From The New Yorker: Werner Herzog on Virtual Reality

Werner Herzog has never been averse to new technology in his own work (his 2010 CAVE OF FORGOTTEN DREAMS was the first arthouse feature made in the contemporary 3D climate) so it’s not surprising that he is interested in the implications of Virtual Reality, which is on the cusp of becoming a mainstream phenomenon. He elaborates in an interview with Patrick House of the New Yorker.

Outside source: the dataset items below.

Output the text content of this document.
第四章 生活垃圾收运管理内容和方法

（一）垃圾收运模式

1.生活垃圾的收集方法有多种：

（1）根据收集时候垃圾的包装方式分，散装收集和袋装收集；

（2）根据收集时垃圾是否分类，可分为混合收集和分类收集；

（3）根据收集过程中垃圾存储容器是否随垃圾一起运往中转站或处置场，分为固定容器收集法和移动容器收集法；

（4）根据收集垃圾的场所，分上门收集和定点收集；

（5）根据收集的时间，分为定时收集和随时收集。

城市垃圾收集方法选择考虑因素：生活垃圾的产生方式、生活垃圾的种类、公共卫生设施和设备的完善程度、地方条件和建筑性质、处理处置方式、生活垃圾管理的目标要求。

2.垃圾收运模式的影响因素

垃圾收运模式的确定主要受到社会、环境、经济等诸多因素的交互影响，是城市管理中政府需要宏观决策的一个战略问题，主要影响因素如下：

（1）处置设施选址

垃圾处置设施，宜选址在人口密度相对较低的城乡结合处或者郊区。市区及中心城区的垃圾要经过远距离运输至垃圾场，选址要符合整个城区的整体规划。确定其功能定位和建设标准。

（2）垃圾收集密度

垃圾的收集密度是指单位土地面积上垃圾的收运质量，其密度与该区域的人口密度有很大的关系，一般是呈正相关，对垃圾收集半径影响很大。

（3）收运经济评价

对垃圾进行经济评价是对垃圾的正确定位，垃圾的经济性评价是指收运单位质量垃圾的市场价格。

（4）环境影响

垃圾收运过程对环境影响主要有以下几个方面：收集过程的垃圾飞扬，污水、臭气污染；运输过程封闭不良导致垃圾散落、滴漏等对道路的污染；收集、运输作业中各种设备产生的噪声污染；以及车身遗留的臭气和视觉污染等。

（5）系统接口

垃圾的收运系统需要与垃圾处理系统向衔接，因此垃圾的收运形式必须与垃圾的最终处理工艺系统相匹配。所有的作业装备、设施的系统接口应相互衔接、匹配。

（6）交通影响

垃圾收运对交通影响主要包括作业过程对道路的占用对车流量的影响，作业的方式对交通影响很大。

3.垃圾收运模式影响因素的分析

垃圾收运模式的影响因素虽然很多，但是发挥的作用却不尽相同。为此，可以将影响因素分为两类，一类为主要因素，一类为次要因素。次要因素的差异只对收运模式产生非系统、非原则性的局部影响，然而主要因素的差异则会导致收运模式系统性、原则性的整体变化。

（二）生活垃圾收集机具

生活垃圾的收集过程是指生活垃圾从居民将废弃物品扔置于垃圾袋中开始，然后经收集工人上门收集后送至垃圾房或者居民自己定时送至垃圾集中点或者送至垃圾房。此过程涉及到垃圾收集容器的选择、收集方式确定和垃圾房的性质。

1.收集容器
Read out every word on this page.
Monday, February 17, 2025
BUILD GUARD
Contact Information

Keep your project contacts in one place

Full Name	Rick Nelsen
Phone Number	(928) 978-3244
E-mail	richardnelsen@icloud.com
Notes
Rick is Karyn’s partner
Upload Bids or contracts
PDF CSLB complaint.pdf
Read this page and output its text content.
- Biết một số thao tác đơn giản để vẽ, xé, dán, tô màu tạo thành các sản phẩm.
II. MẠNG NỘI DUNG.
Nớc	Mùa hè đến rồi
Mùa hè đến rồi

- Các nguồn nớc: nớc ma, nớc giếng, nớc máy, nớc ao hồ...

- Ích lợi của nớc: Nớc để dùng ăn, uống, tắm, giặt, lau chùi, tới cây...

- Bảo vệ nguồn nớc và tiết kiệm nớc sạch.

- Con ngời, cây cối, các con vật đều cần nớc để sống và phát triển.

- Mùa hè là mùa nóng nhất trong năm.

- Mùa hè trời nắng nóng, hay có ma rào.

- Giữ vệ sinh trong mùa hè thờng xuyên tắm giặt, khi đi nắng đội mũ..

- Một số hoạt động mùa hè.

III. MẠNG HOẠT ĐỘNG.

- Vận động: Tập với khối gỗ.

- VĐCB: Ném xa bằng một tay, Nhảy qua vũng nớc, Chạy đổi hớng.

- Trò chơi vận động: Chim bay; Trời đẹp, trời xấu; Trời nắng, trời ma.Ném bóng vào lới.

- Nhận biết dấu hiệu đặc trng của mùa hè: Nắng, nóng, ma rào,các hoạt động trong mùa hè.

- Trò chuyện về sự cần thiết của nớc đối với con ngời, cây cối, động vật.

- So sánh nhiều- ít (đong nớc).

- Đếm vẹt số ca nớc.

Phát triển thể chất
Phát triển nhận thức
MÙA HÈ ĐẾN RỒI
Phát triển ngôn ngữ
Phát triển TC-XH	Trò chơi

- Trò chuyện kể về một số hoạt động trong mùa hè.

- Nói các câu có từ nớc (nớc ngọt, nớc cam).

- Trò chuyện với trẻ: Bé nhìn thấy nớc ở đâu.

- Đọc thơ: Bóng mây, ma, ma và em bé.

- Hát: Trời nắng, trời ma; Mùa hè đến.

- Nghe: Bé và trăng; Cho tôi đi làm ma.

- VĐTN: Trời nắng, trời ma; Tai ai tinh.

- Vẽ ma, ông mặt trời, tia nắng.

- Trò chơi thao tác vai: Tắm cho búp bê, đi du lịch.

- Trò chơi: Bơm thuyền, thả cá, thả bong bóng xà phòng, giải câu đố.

He is especially interested in the fact that the expressive power of the medium will lead creators to express new things:

“I am convinced that this is not going to be an extension of cinema or 3-D cinema or video games. It is something new, different, and not experienced yet. The strange thing here is that normally, in the history of culture, we have new stories and narrations and then we start to develop a tool. Or we have visions of wondrous new architecture—like, let’s say, the museum in Bilbao, or the opera house in Sydney—and technology makes it possible to fulfill these dreams. So you have the content first, and then the technology follows suit. In this case, we do have a technology, but we don’t have any clear idea how to fill it with content.

“The Prussian war theoretician Clausewitz, in Napoleonic times, famously said, “Sometimes war dreams of itself.” Does the Internet dream of itself? That’s a big question. Now let me ask the Clausewitz question about virtual reality. Does virtual reality dream of itself? Do we dream or express and articulate our dreams in virtual reality? It remains to be seen.”